Auxenochlorella pyrenoidosa

Scientific classification
- Clade: Viridiplantae
- Division: Chlorophyta
- Class: Trebouxiophyceae
- Order: Chlorellales
- Family: Chlorellaceae
- Genus: Auxenochlorella
- Species: A. pyrenoidosa
- Binomial name: Auxenochlorella pyrenoidosa Molinari & Calvo-Pérez, 2015
- Synonyms: Chlorella pyrenoidosa H.Chick, 1903

= Auxenochlorella pyrenoidosa =

- Genus: Auxenochlorella
- Species: pyrenoidosa
- Authority: Molinari & Calvo-Pérez, 2015
- Synonyms: Chlorella pyrenoidosa H.Chick, 1903

Species of green alga

Auxenochlorella pyrenoidosa, formerly Chlorella pyrenoidosa, is a species of the freshwater green alga in the Division Chlorophyta. It occurs worldwide. The species name pyrenoidosa refers to the presence of a prominent pyrenoid within the Chlorella chloroplast.

== Uses ==
Auxenochlorella pyrenoidosa has been studied medicinally as a chelatory agent, for example to extract dioxins from the body. Possible medicinal uses include fibromyalgia, hypertension, and ulcerative colitis. The pyrenoidosa species have been used in traditional Chinese medicine.

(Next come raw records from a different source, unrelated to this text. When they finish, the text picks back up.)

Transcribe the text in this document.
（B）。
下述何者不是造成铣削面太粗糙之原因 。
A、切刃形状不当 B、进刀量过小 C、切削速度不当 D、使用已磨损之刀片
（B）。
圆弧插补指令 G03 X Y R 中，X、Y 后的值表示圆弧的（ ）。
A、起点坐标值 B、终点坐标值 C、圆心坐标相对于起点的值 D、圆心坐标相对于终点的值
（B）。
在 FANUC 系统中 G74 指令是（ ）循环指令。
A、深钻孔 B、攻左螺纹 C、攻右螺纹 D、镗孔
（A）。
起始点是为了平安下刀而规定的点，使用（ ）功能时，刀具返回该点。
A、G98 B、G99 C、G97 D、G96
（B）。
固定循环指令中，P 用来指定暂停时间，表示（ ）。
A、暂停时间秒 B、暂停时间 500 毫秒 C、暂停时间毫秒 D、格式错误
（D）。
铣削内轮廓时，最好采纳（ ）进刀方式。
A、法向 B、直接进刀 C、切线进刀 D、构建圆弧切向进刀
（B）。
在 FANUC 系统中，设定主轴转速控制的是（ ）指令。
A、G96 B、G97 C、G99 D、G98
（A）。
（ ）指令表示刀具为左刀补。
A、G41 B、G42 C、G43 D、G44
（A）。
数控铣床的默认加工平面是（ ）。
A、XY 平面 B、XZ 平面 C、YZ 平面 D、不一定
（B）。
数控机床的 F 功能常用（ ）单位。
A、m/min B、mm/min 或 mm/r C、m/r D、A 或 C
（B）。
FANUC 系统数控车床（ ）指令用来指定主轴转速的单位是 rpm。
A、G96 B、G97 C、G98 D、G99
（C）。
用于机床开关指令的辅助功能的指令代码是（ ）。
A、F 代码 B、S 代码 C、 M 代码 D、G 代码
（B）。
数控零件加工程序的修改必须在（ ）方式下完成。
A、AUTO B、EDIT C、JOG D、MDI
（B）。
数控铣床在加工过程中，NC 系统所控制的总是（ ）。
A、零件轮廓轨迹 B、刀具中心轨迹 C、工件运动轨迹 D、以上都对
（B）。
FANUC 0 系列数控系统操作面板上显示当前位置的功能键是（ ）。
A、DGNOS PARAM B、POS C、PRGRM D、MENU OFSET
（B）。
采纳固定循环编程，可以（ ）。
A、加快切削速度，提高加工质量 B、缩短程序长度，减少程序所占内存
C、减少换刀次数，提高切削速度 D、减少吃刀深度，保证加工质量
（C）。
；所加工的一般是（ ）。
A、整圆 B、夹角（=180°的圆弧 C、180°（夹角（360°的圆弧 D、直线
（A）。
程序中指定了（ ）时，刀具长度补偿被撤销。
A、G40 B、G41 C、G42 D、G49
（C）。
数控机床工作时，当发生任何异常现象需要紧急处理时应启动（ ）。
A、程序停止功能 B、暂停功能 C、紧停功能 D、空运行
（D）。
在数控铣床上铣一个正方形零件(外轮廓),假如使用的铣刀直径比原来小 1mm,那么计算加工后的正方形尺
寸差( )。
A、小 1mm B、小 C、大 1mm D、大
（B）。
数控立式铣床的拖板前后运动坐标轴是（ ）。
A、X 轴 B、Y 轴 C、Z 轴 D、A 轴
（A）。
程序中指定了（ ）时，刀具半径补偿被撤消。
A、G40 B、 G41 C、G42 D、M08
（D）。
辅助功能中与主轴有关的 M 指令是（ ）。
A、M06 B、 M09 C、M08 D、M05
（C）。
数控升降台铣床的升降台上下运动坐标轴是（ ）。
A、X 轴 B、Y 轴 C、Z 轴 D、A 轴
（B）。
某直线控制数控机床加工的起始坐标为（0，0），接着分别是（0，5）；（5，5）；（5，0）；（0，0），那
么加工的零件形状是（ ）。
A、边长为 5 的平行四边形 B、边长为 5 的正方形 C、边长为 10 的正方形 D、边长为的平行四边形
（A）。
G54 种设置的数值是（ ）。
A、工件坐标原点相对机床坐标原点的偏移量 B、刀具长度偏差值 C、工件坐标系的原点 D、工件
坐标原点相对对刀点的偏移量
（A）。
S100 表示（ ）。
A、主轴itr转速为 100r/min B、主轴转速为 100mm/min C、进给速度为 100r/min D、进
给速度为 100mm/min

Boraas reported a mutation in a population of Chlorella pyrenoidosa kept in his lab as a food stock for a population of flagellates. Due to a malfunction of his equipment some of the flagellates got in the Chlorella's tank. This caused a mutation from unicellular to multicellular.

For early work in this area, a science project by David and John Watkins at Fairborn High School tested use of Auxenochlorella pyrenoidosa to support generation of oxygen for use in space missions. This was reported in the January 31, 1959 edition of the Fairborn Daily Herald and the project went on to win a top ranking at the Ohio State science fair in Columbus Ohio that year. The brothers were 14 and 13 years old at the time and based part of their work on information from the Kettering Foundation.

This algae was used in a 1961 study by Boeing to explore the feasibility of using algae to provide oxygen on space missions.